Electron pitch-angle scattering by magnetic waves

Fluxes of relativistic electrons are trapped in the earth's radiation belts and exhausted by loss-cone pitch-angle scattering through interaction with various magnetospheric plasma waves. The high temporal variability of the fluxes is poorly understood and routinely modeled using quasi-linear pitch-angle diffusion theory, which is strictly only applicable for rather low ratios $\epsilon$ of the wave energy to the earth's magnetic field energy.

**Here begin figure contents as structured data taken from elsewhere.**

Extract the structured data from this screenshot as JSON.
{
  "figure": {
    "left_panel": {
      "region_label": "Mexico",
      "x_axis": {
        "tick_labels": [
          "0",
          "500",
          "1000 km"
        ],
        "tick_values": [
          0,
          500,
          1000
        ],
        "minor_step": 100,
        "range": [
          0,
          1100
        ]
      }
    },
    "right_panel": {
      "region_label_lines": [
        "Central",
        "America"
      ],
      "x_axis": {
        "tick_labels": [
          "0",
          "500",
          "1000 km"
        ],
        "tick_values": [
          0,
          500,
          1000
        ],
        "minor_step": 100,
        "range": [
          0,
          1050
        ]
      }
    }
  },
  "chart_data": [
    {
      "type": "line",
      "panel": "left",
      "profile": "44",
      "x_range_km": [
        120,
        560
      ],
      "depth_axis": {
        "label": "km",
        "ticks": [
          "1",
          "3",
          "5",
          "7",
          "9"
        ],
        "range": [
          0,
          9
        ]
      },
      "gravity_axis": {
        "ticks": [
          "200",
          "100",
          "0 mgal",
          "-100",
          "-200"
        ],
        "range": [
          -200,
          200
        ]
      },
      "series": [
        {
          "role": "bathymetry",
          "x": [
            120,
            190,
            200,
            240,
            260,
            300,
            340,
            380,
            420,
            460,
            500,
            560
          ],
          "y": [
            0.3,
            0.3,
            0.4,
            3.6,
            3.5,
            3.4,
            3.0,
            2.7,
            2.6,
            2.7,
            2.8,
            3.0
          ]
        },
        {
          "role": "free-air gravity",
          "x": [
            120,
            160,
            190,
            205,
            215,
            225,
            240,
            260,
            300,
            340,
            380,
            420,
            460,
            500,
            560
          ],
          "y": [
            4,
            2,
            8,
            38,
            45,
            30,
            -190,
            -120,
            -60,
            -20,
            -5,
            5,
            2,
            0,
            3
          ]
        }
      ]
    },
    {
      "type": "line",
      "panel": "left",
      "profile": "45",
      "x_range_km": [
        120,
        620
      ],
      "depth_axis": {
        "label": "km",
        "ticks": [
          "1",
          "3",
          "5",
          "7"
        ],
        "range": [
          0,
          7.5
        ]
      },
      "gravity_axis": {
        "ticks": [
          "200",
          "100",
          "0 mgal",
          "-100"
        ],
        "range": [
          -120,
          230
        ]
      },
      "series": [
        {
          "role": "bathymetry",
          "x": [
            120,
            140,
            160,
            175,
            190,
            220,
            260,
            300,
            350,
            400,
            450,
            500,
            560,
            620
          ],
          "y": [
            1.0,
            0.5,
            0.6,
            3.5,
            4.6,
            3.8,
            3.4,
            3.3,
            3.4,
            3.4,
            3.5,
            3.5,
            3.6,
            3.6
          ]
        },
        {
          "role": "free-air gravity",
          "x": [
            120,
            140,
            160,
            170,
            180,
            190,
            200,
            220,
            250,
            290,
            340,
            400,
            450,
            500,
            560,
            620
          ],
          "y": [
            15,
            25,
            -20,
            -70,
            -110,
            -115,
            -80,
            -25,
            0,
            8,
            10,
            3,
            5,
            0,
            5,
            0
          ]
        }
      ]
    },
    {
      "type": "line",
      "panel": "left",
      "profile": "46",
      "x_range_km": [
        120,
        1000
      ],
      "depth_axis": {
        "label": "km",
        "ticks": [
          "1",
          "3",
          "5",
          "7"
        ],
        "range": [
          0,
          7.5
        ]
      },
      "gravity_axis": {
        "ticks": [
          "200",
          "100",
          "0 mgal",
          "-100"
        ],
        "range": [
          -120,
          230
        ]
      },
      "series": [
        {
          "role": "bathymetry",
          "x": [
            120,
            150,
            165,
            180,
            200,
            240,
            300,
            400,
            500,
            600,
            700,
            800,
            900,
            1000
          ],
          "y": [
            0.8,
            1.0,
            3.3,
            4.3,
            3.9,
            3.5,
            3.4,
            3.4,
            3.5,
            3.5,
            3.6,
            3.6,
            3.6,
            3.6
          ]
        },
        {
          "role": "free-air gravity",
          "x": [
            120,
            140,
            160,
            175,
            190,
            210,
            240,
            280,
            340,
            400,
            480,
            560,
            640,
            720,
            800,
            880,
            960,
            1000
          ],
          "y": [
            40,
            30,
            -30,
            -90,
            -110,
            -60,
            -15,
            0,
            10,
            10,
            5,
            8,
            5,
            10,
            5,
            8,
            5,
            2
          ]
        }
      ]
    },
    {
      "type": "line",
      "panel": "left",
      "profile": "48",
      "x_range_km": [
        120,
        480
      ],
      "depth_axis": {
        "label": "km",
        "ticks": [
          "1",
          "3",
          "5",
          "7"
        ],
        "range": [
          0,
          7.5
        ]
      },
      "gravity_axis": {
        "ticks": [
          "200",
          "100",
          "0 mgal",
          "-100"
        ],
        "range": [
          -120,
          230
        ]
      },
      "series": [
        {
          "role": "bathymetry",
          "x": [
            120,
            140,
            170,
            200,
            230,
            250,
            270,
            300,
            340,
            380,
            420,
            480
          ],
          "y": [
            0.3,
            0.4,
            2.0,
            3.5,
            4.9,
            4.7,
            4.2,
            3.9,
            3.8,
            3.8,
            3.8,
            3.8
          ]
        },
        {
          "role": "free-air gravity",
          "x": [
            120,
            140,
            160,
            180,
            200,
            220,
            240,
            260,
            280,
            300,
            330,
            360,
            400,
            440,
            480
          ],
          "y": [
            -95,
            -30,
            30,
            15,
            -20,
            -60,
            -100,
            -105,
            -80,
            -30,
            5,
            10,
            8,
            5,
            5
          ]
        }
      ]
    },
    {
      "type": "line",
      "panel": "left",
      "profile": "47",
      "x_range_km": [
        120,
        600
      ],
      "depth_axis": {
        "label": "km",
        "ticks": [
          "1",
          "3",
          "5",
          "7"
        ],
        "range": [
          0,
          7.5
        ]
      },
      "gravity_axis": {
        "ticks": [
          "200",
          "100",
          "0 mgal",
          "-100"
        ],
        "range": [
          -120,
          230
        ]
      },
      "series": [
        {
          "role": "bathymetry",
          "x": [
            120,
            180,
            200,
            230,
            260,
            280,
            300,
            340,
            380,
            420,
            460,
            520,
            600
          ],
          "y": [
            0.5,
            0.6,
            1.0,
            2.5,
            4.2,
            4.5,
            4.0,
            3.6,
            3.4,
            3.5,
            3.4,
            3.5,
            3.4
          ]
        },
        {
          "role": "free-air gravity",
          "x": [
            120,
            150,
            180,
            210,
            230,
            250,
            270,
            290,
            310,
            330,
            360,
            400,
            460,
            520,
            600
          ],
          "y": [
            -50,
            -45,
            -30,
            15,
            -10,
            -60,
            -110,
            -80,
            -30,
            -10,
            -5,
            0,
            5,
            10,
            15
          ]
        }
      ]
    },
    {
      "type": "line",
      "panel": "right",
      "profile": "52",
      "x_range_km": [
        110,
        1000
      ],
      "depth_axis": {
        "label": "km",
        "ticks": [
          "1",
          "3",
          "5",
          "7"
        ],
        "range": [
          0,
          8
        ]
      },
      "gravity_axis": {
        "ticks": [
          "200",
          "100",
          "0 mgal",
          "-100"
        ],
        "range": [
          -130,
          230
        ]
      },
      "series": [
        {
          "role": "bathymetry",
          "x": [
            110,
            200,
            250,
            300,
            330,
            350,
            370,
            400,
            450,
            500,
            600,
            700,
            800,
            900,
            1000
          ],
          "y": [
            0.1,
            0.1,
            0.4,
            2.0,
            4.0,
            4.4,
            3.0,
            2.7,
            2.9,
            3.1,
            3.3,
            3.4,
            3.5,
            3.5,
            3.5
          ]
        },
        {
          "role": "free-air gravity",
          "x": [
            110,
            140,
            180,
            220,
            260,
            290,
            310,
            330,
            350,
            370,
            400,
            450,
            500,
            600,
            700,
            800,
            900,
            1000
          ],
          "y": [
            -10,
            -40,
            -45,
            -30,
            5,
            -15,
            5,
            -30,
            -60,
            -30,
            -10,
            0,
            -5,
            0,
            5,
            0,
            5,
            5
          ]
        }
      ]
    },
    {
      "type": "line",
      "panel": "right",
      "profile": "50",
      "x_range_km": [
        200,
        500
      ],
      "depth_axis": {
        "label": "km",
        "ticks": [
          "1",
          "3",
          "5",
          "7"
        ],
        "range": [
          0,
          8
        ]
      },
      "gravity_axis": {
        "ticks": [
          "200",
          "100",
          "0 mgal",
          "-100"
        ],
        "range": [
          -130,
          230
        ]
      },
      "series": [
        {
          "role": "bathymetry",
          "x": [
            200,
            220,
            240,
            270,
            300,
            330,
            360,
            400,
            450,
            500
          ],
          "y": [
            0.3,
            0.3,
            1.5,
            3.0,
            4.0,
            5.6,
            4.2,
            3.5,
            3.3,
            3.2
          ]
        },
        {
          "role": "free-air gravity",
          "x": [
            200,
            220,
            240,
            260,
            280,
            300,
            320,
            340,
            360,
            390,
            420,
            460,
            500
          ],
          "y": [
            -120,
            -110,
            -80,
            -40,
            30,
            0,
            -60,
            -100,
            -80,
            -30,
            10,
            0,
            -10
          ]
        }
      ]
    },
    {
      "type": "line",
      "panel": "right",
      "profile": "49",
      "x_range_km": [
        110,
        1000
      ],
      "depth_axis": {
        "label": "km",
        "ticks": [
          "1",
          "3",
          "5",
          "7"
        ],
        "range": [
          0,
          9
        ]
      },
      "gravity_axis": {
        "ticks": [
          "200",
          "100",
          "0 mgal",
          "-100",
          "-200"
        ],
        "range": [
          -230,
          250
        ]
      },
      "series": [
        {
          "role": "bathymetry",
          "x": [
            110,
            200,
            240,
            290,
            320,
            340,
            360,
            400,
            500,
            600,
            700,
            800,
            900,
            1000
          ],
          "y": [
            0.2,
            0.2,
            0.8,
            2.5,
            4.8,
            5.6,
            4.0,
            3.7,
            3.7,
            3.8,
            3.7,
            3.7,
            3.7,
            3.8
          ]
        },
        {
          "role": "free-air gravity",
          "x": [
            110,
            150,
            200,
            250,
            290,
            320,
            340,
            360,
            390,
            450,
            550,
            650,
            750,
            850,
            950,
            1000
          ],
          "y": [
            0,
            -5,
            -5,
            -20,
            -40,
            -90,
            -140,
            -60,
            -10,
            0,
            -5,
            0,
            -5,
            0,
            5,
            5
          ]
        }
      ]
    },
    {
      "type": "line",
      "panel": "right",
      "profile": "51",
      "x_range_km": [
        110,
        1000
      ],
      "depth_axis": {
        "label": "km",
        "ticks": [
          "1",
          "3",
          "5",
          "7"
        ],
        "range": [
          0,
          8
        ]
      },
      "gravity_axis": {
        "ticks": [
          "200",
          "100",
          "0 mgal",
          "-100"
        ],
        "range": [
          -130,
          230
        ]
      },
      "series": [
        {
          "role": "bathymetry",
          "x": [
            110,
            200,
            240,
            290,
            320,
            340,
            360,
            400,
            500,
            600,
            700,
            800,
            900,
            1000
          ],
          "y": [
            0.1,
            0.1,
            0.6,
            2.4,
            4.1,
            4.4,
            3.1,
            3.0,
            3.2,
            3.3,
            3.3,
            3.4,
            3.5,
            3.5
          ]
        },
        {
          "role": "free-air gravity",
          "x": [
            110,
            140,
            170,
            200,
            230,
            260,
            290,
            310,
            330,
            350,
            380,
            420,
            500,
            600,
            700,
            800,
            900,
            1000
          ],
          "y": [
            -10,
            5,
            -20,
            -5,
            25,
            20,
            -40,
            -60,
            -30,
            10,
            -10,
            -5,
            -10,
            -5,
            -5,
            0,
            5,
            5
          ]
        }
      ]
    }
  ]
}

Here, we present a novel electron pitch-angle scattering theory valid for arbitrary $\epsilon$. We concentrate on the simplest case of electromagnetic ion cyclotron (EMIC) waves, approximated with a set of time-independent transverse magnetic fluctuations, and obtain a general integro-differential evolution equation for a pitch-angle distribution $f$. If $f$ evolves weakly on the correlation time scales, the equation reduces to a Fokker-Planck diffusion equation with a {\it time-dependent} diffusion coefficient $D$. Quasi-linear theory is recovered as a first-order truncation of the asymptotic expansion in $\epsilon$ of electron equations of motion and breaks down for $\epsilon \geq 10^{-4}$ [1]. In particular, $D$ changes scaling around this point from $D \propto \epsilon$ to $D \propto \sqrt{\epsilon}$ and is found to be 16 times smaller that the quasi-linear result for $\epsilon = 10^{-2}$ at time $t=30$ electron gyroperiods. [1] K. Liu {\it et al.}, J. Geophys. Res. {\bf 115} A04204 (2010).